CC BY-NC-ND 4.0 · Journal of Child Science 2017; 07(01): e42-e53
DOI: 10.1055/s-0037-1603894
Review Article
Georg Thieme Verlag KG Stuttgart · New York

Pediatric Sepsis: Clinical Markers

S. Szima
1   Department of Pediatrics, Medical Center Coburg, Academic Hospital of the University of Split, Coburg, Germany
,
G. Balazs
2   Institute of Pediatrics, Clinical Center, University of Debrecen, Debrecen, Hungary
,
N. Elek
2   Institute of Pediatrics, Clinical Center, University of Debrecen, Debrecen, Hungary
,
P. Dahlem
1   Department of Pediatrics, Medical Center Coburg, Academic Hospital of the University of Split, Coburg, Germany
› Institutsangaben
Weitere Informationen

Publikationsverlauf

28. April 2017

30. April 2017

Publikationsdatum:
26. Juli 2017 (online)

Abstract

Pediatric sepsis can be caused by infection agents such as viruses, bacteria, protozoa, or their toxins. Clinical features cover a remarkably wide spectrum. Early recognition of the disease and prompt initiation of therapy substantially improve mortality and the outcome of potential complications. After an initial phase of very mild symptoms, the spread of microbes or toxins in the bloodstream presents as septic shock through vasoregulatory disturbance, absolute or relative intravascular volume loss, and consequential tachycardia and hypotension. The most common accompanying symptom is fever. In physical examination, features such as altered mental status, excess respiratory effort, tachycardia, and prolonged capillary refill time are present at an early stage of the disease.
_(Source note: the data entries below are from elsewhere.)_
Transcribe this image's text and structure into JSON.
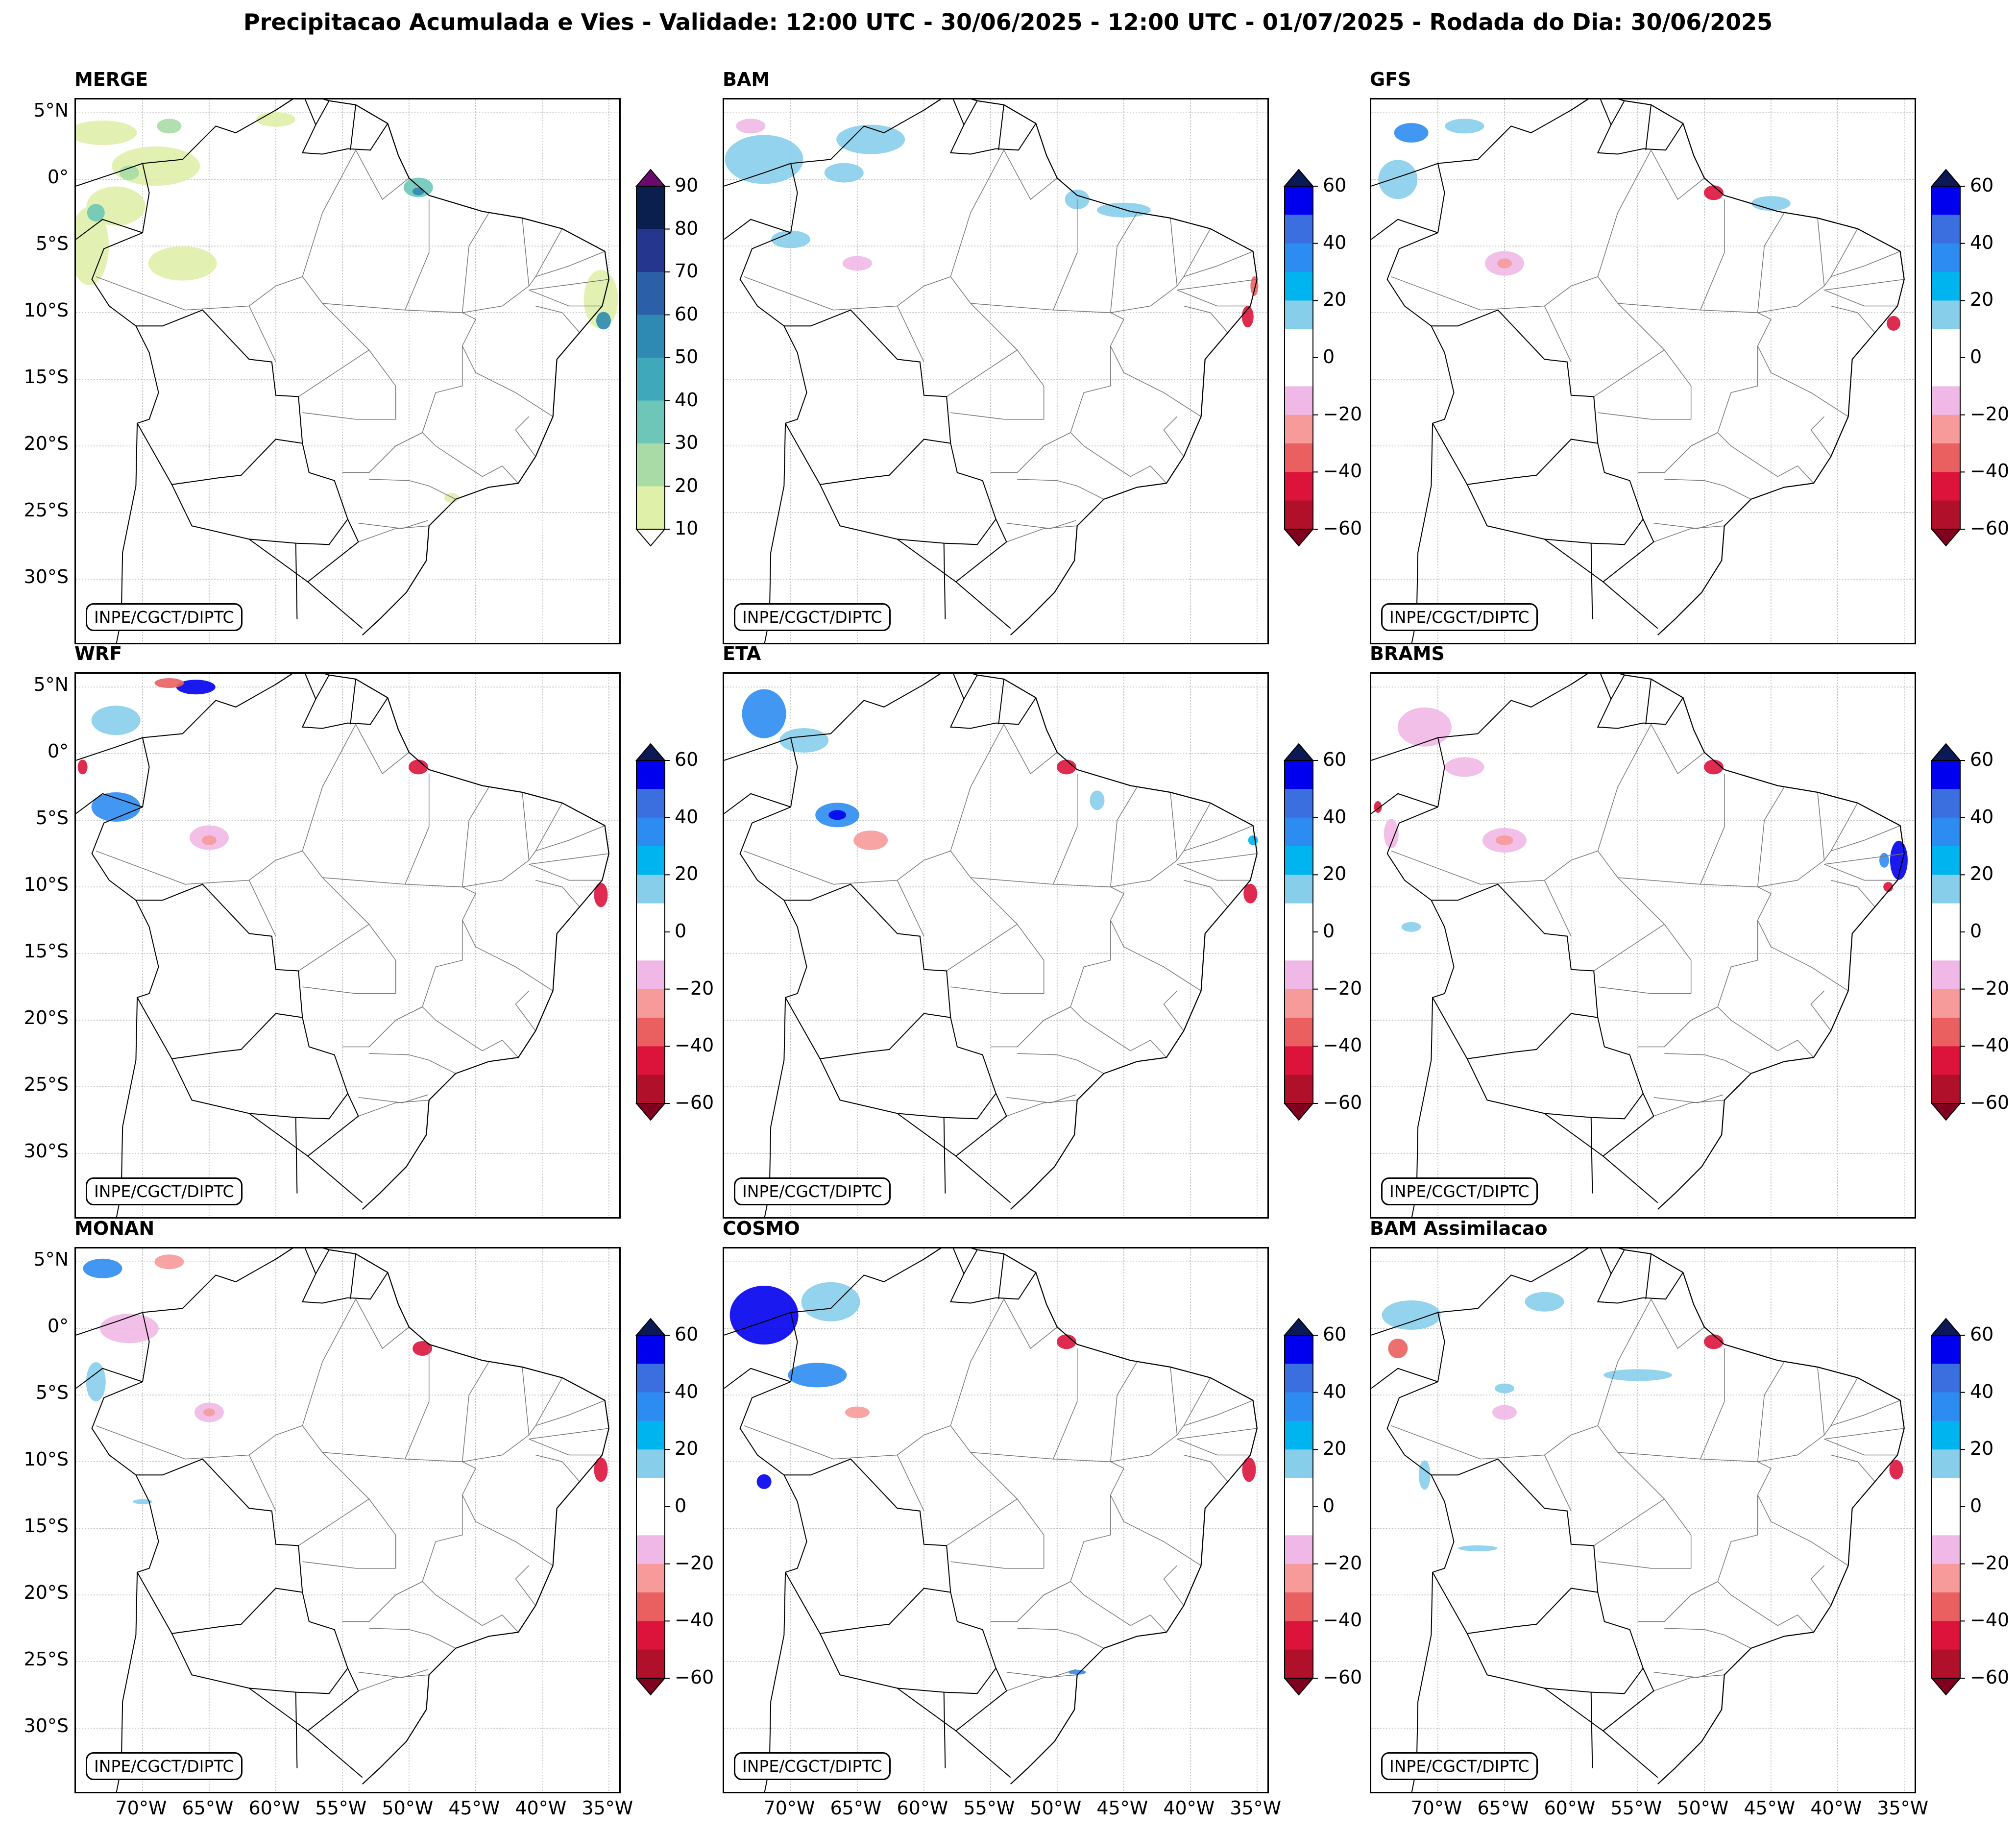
{
  "title": "Precipitacao Acumulada e Vies - Validade: 12:00 UTC - 30/06/2025 - 12:00 UTC - 01/07/2025 - Rodada do Dia: 30/06/2025",
  "credit": "INPE/CGCT/DIPTC",
  "lat_labels": [
    "5°N",
    "0°",
    "5°S",
    "10°S",
    "15°S",
    "20°S",
    "25°S",
    "30°S"
  ],
  "lon_labels": [
    "70°W",
    "65°W",
    "60°W",
    "55°W",
    "50°W",
    "45°W",
    "40°W",
    "35°W"
  ],
  "colorbars": {
    "precip": {
      "ticks": [
        "90",
        "80",
        "70",
        "60",
        "50",
        "40",
        "30",
        "20",
        "10"
      ],
      "colors": [
        "#0b1f4f",
        "#25368f",
        "#2b5fa8",
        "#2f8ab3",
        "#3fa8bb",
        "#6ec6b8",
        "#a9dba6",
        "#dff0a8"
      ],
      "extend_max": "#6a0a6a",
      "extend_min": "#ffffff"
    },
    "bias": {
      "ticks": [
        "60",
        "40",
        "20",
        "0",
        "−20",
        "−40",
        "−60"
      ],
      "colors": [
        "#0000ee",
        "#3b6fe0",
        "#2d8cf2",
        "#00b4f0",
        "#87ceeb",
        "#ffffff",
        "#ffffff",
        "#f0b8e6",
        "#f79a9a",
        "#ea6060",
        "#dc143c",
        "#b0102a"
      ],
      "extend_max": "#0b1a55",
      "extend_min": "#800020"
    }
  },
  "panels": [
    {
      "title": "MERGE",
      "type": "precip",
      "show_lat": true,
      "show_lon": false
    },
    {
      "title": "BAM",
      "type": "bias",
      "show_lat": false,
      "show_lon": false
    },
    {
      "title": "GFS",
      "type": "bias",
      "show_lat": false,
      "show_lon": false
    },
    {
      "title": "WRF",
      "type": "bias",
      "show_lat": true,
      "show_lon": false
    },
    {
      "title": "ETA",
      "type": "bias",
      "show_lat": false,
      "show_lon": false
    },
    {
      "title": "BRAMS",
      "type": "bias",
      "show_lat": false,
      "show_lon": false
    },
    {
      "title": "MONAN",
      "type": "bias",
      "show_lat": true,
      "show_lon": true
    },
    {
      "title": "COSMO",
      "type": "bias",
      "show_lat": false,
      "show_lon": true
    },
    {
      "title": "BAM Assimilacao",
      "type": "bias",
      "show_lat": false,
      "show_lon": true
    }
  ]
}
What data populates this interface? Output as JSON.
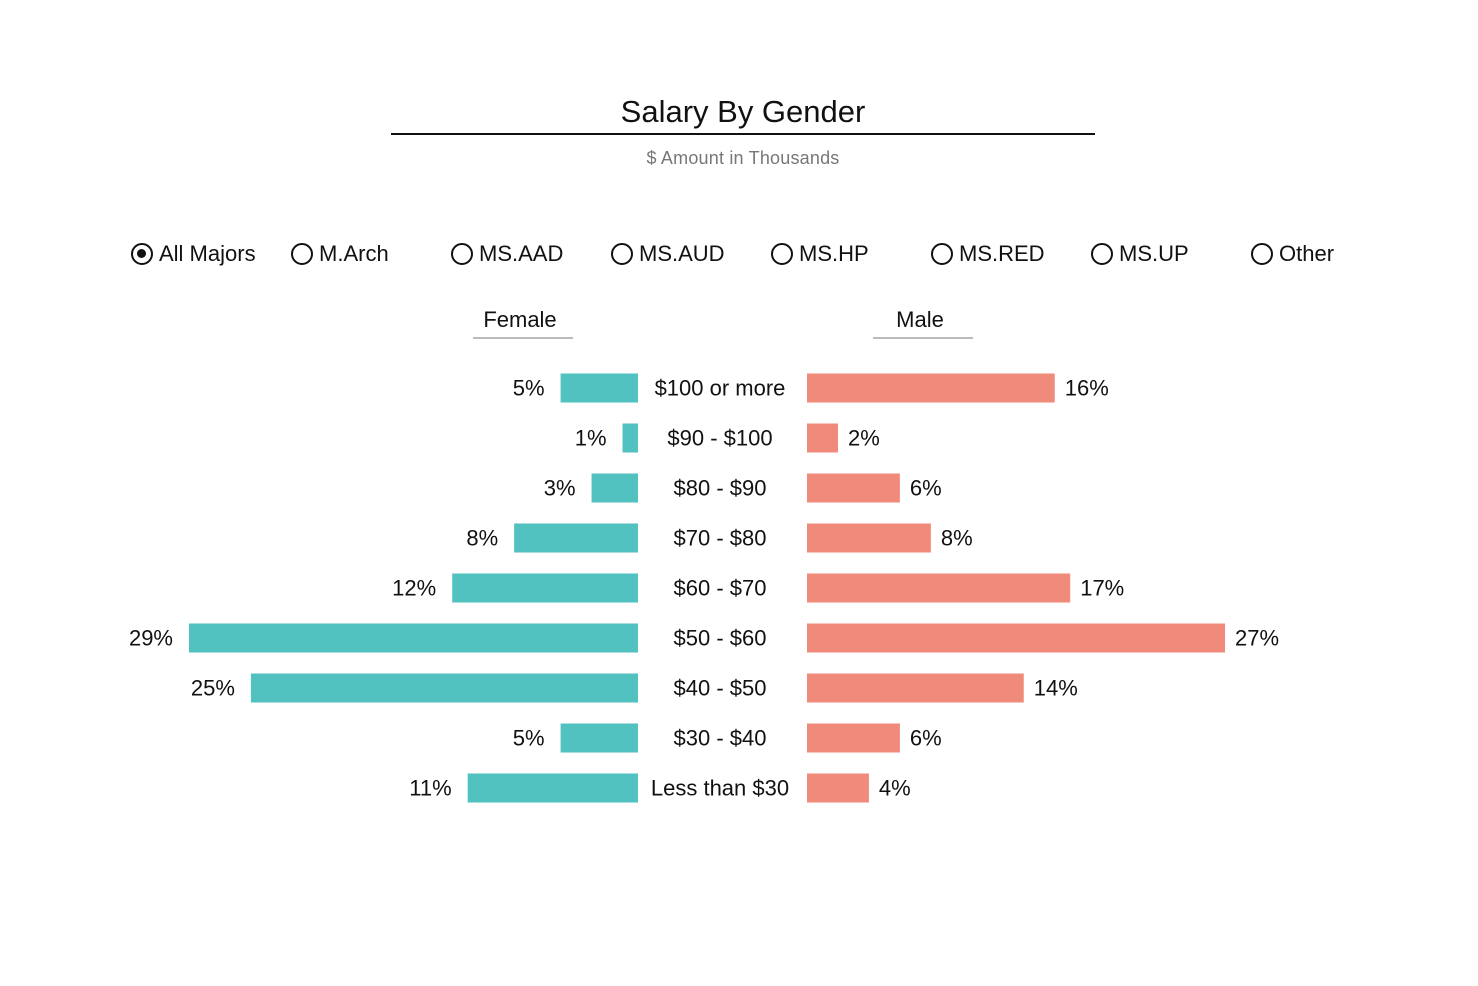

Laboratory tests for the assessment of early stage severity and subsequent monitoring of treatment efficacy include point-of-care arterial blood gas analysis and lactate assay. In early stage disease, it is imperative to promptly start adequate antimicrobial and supportive treatment once bacterial cultures have been taken. Despite the availability of a wide range of laboratory and imaging tests today, diagnosis and severity assessment of sepsis still primarily rely on medical history and clinical examination. In light of this, it is possible for trained care providers to detect the early signs of a septic child during repetitive physical examinations. This is still the mainstay of diagnosis and can provide in all care settings a significant reduction in therapeutic delay; this, in turn, helps to reduce sepsis-related mortality and morbidity.